L'homme qui y gît est monstrueux. Lui, c'est pas la burnerie qu'on lui a dilatée, mais la tronche. Le plus important hydrocéphale de la planète, à côté de lui, possède une tronche de ouistiti. Son front doit mesurer au moins un mètre de tour de taille, comme dirait toujours M. Maurice Schumann de l'Académie française par excès. Et ce qui est féroce dans le spectacle, c'est que ses yeux et ses dents ont conservé leurs dimensions originales. Il ressemble à une énorme lune avec de tout petits châsses et une denture de souris blanche.

Je prends sur moi (sur qui veux-tu que je prenne ?) pour lui parler, malgré ma formidable répulsion.

— Salut, l'ami, vous êtes en état de marcher ?

Il balbutie des mots en forme de coqueluche, quand le moufflet a le chant du coq.
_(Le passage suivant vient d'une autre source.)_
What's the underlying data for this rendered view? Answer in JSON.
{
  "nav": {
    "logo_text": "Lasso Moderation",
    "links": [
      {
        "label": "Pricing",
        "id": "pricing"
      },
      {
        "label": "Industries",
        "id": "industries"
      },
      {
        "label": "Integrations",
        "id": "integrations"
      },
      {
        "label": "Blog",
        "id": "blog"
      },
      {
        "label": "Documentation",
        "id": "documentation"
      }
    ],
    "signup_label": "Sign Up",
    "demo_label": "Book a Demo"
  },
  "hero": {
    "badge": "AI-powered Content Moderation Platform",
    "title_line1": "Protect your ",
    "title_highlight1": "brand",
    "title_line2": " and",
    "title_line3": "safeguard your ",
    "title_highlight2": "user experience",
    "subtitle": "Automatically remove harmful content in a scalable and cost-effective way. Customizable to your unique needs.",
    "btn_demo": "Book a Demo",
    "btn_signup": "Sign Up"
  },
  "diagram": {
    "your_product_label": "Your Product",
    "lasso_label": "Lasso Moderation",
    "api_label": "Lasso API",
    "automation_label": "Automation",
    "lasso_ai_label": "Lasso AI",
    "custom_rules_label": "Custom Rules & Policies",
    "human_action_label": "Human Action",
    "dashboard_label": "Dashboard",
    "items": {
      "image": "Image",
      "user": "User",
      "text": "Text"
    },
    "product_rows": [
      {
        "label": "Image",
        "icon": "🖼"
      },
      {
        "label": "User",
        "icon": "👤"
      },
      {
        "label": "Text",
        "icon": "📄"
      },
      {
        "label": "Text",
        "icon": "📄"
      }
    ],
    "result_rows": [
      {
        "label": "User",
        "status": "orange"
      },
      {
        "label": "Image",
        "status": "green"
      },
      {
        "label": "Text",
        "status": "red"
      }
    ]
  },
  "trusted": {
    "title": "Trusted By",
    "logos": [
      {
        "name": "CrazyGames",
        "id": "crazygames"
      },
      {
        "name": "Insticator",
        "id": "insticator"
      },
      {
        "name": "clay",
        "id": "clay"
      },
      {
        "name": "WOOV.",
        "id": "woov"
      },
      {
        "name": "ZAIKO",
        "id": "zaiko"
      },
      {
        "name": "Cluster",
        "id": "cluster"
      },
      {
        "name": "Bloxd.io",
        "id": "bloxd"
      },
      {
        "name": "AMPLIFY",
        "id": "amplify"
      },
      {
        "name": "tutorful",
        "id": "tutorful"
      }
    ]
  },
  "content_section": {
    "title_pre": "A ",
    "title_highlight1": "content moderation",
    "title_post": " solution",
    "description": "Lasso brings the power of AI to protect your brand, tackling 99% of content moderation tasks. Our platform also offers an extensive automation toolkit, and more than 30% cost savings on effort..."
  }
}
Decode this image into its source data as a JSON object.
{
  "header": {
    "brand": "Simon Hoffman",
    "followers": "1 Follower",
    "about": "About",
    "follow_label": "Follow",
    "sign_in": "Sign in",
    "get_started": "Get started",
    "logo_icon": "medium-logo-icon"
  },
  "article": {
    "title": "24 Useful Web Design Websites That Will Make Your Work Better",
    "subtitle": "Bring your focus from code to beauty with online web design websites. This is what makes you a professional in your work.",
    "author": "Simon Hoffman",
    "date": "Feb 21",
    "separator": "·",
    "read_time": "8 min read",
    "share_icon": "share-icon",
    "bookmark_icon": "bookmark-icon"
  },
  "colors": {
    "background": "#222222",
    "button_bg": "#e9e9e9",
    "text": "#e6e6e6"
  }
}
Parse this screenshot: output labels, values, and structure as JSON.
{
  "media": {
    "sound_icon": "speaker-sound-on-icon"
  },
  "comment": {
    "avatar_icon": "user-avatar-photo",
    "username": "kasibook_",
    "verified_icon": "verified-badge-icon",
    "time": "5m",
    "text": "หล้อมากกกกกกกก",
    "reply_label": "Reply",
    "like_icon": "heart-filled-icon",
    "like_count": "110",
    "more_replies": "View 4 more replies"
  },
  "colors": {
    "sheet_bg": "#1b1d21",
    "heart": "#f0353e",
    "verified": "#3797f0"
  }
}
M'explique qu'il est portugais, qu'on l'a kidnappé alors qu'il passait la frontière en fraude, et qu'il est traité dans cette casa depuis plus de huit jours. Je le délivre, l'aide à se lever. Il titube.

— La tête me tourne, explique l'homme.

— Elle peut ! grommelle Bérurier. Et si elle tournerait autour du soleil, t'aurais qu'à la peindre en bleu pour qu'é ressemble à la Terre. Dedieu, quand je vois le potiron que t'as sur les épaules, je me réjouis presque de la courgette qui me pend sur les cuisses. On est bonnard pour monter la traction du siècle à la Foire du Trône, l'ami. Je te réponds qu'on n'a qu'une photo à espédier chez Bamum pour obtenir un engagement à prix d'or.

Je conseille à Grosse-Bouille de reprendre un peu d'aplomb et je passe aux autres pièces. Il y en encore dix. Dans chacune je découvre un ou deux malheureux dont une partie du corps est frappée de ce sauvage éléphantiasisme. Certains ont des pieds d'hippopotame, d'autres un ventre de baleine, certains se trimbalent des roustons plus monstrueux encore que ceux de mon compère ou des têtes aussi incroyables que celle de notre voisin portugais.

En cinq minutes, tout le monde est délivré et compose dans le couloir la caravane la plus ahurissante qui se puisse concevoir. Moi, normal, au milieu de tout ça, j'ai l'air d'un monstre par opposition, la loi du nombre me jouant contre.

Le silence continue de retentir, comme dirait Maurice Schumann, de l'Académie française par inadvertance. Epais. Etrange. Nos tourmenteurs auraient-ils déserté les lieux ?

Je fais signe à mon étrange troupe de rester immobile et m'avance vers l'extrémité du couloir. Une porte métallique coulissante est ouverte, au-delà de cette porte on aperçoit un mur, ce qui semble indiquer que notre corridor se jette dans un autre, comme la Saône dans le Rhône (ou inversement, après tout pourquoi ce serait le Rhône le fleuve et la Saône l'affluent ? Ils sont marrants, les géographes, ils décident comme ça. Moi, je serais au gouvernement, je procéderais à un référendum. Si la Saône était promue fleuve à la place du Rhône, ce fleuve serait entièrement français, alors que le Rhône naît suisse où il passe toute son enfance, et se fait naturaliser français seulement à sa majorité). Soudain, très loin, une sonnerie retentit.